Did YOU pass any sort of test when you showed up here?







If this vehicle parked in my driveway, I'd be looking at why the cranking compression varies by more than 50% (60 psi), from a high of 160 to low of 100. A leakdown test is indicated to see if you've got worn valves or worn rings. While I was in there, I'd perform a cylinder-balance test on general principles. That much compression variation has to affect engine operation. I have my doubts about both the O2 sensor and the catalytic converter--what "test" did the shop perform to claim that it's OK?

Yes, the distributor could easily be the cause of your current driveability problem (It was with my truck, when I had misfire and stalling problems) but as I said, I'd do diagnosis first.

777stickman
08-03-2015, 07:02 PM
WOW!! What a story. I was 50 years old 22 years ago and had a similar attitude as you do now. I no longer have that attitude as age has mellowed me.

You say the we (as repliers) don't have any vested interest. why would you feel the need to chastise me for things I did for which you had no vesting...?.

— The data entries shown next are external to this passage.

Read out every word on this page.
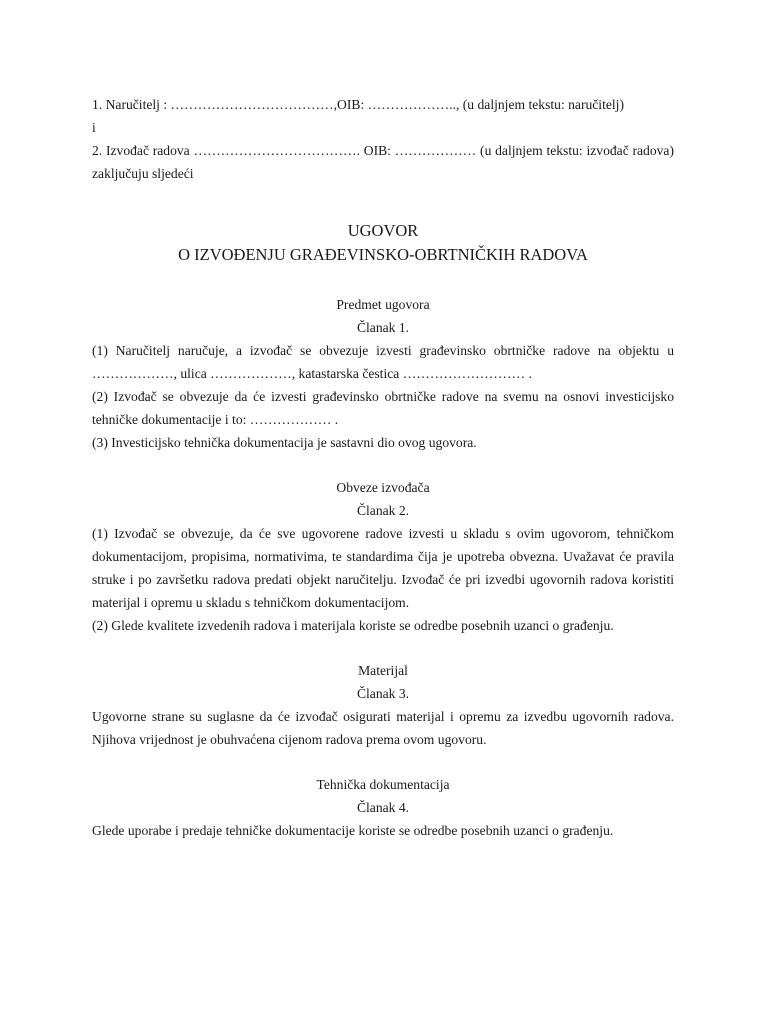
1. Naručitelj : ………………………………,OIB: ……………….., (u daljnjem tekstu: naručitelj)

i

2. Izvođač radova ………………………………. OIB: ……………… (u daljnjem tekstu: izvođač radova) zaključuju sljedeći

UGOVOR

O IZVOĐENJU GRAĐEVINSKO-OBRTNIČKIH RADOVA

Predmet ugovora

Članak 1.

(1) Naručitelj naručuje, a izvođač se obvezuje izvesti građevinsko obrtničke radove na objektu u ………………, ulica ………………, katastarska čestica ……………………… .

(2) Izvođač se obvezuje da će izvesti građevinsko obrtničke radove na svemu na osnovi investicijsko tehničke dokumentacije i to: ……………… .

(3) Investicijsko tehnička dokumentacija je sastavni dio ovog ugovora.

Obveze izvođača

Članak 2.

(1) Izvođač se obvezuje, da će sve ugovorene radove izvesti u skladu s ovim ugovorom, tehničkom dokumentacijom, propisima, normativima, te standardima čija je upotreba obvezna. Uvažavat će pravila struke i po završetku radova predati objekt naručitelju. Izvođač će pri izvedbi ugovornih radova koristiti materijal i opremu u skladu s tehničkom dokumentacijom.

(2) Glede kvalitete izvedenih radova i materijala koriste se odredbe posebnih uzanci o građenju.

Materijal

Članak 3.

Ugovorne strane su suglasne da će izvođač osigurati materijal i opremu za izvedbu ugovornih radova. Njihova vrijednost je obuhvaćena cijenom radova prema ovom ugovoru.

Tehnička dokumentacija

Članak 4.

Glede uporabe i predaje tehničke dokumentacije koriste se odredbe posebnih uzanci o građenju.
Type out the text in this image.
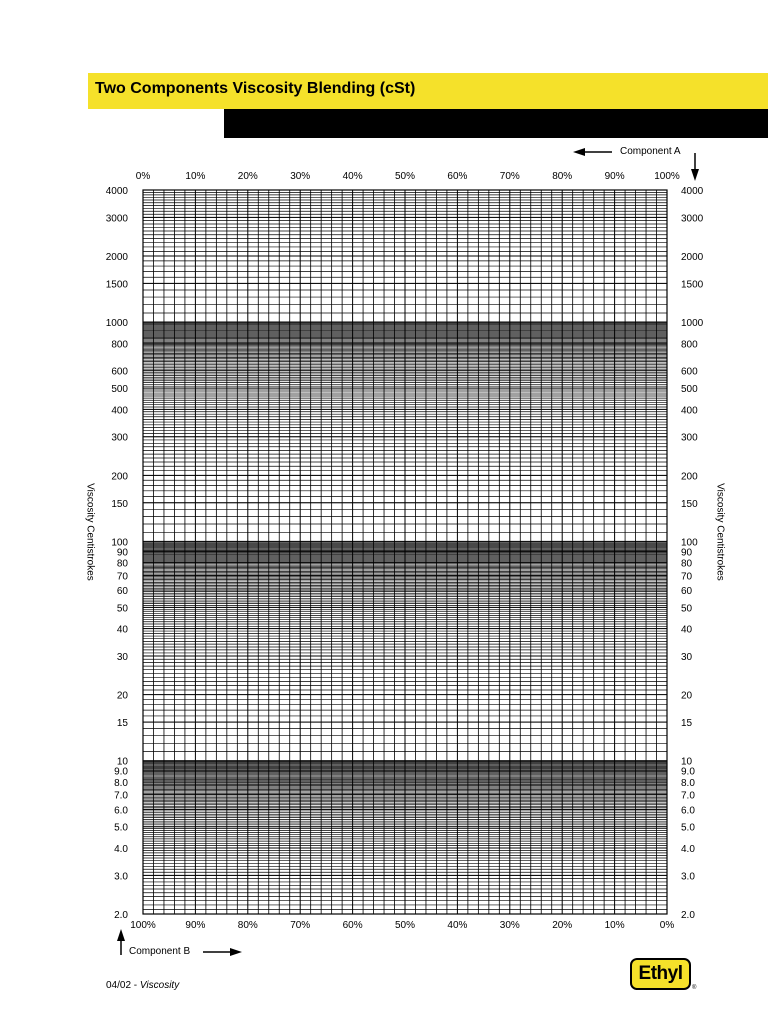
Two Components Viscosity Blending (cSt)
Component A
Component B
Viscosity Centistrokes	Viscosity Centistrokes
0%	10%	20%	30%	40%	50%	60%	70%	80%	90%	100%
100%	90%	80%	70%	60%	50%	40%	30%	20%	10%	0%
4000
3000
2000
1500
1000
800
600
500
400
300
200
150
100
90
80
70
60
50
40
30
20
15
10
9.0
8.0
7.0
6.0
5.0
4.0
3.0
2.0
4000
3000
2000
1500
1000
800
600
500
400
300
200
150
100
90
80
70
60
50
40
30
20
15
10
9.0
8.0
7.0
6.0
5.0
4.0
3.0
2.0
04/02 - Viscosity
Ethyl
®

Problem with that statement is that we have all spent time (45 mins for me) reading your diatribes, trying to digest and come up with some helpful suggestions. AKA vested interest.

Sure j Cat is a "fanatic" but he has great info and experience. Schurkey, if you read his signature, is a certified "dumbass", but he also has great info and experience.

So please get rid of your 50"s attitude and respond back with what you've done with our responses to your "mechanical issues".

Thank You.

Crap: Just realized I'm adding to a 6 year old original post. Sorry Mods!!

j cAT
08-03-2015, 07:26 PM
the distributor is bad worn bearings replace it. this is when they fail 175K miles with good maintenance... if you continue to run it like this with the miss fires your cats will be cooked !!

ShadeTreeNewbie l
08-03-2015, 07:53 PM
[QUOTE=777stickman;7168678]WOW!! What a story. I was 50 years old 22 years ago and had a similar attitude as you do now. I no longer have that attitude as age has mellowed me.

Problem with that statement is that we have all spent time (45 mins for me) reading your diatribes, trying to digest and come up with some helpful suggestions. AKA vested interest.

Sure j Cat is a "fanatic" but he has great info and experience. Schurkey, if you read his signature, is a certified "dumbass", but he also has great info and experience.

So please get rid of your 50"s attitude and respond back with what you've done with our responses to your "mechanical issues."
_________
Um, you're saying I have an attitude, stickman? That's hilarious. The depth of attitude I've seen here from you lot is unbelievable. If it took you 45 minutes to read what I wrote, you're dumber than you sound.
No, thank you. I'll pass on this forum. I don't have time for judgmental fanatics, dumbasses and geezers. You guys are waaaaày too uptight.

777stickman
08-04-2015, 06:25 PM
Well Darn Ol' Son. Sorry to hear your leaving us and just when it was gettin' fun.

Best to you............The Geezer?

Schurkey
08-04-2015, 06:34 PM
Shucks.

Not only did he leave, he felt so guilty that he removed his incriminating posts!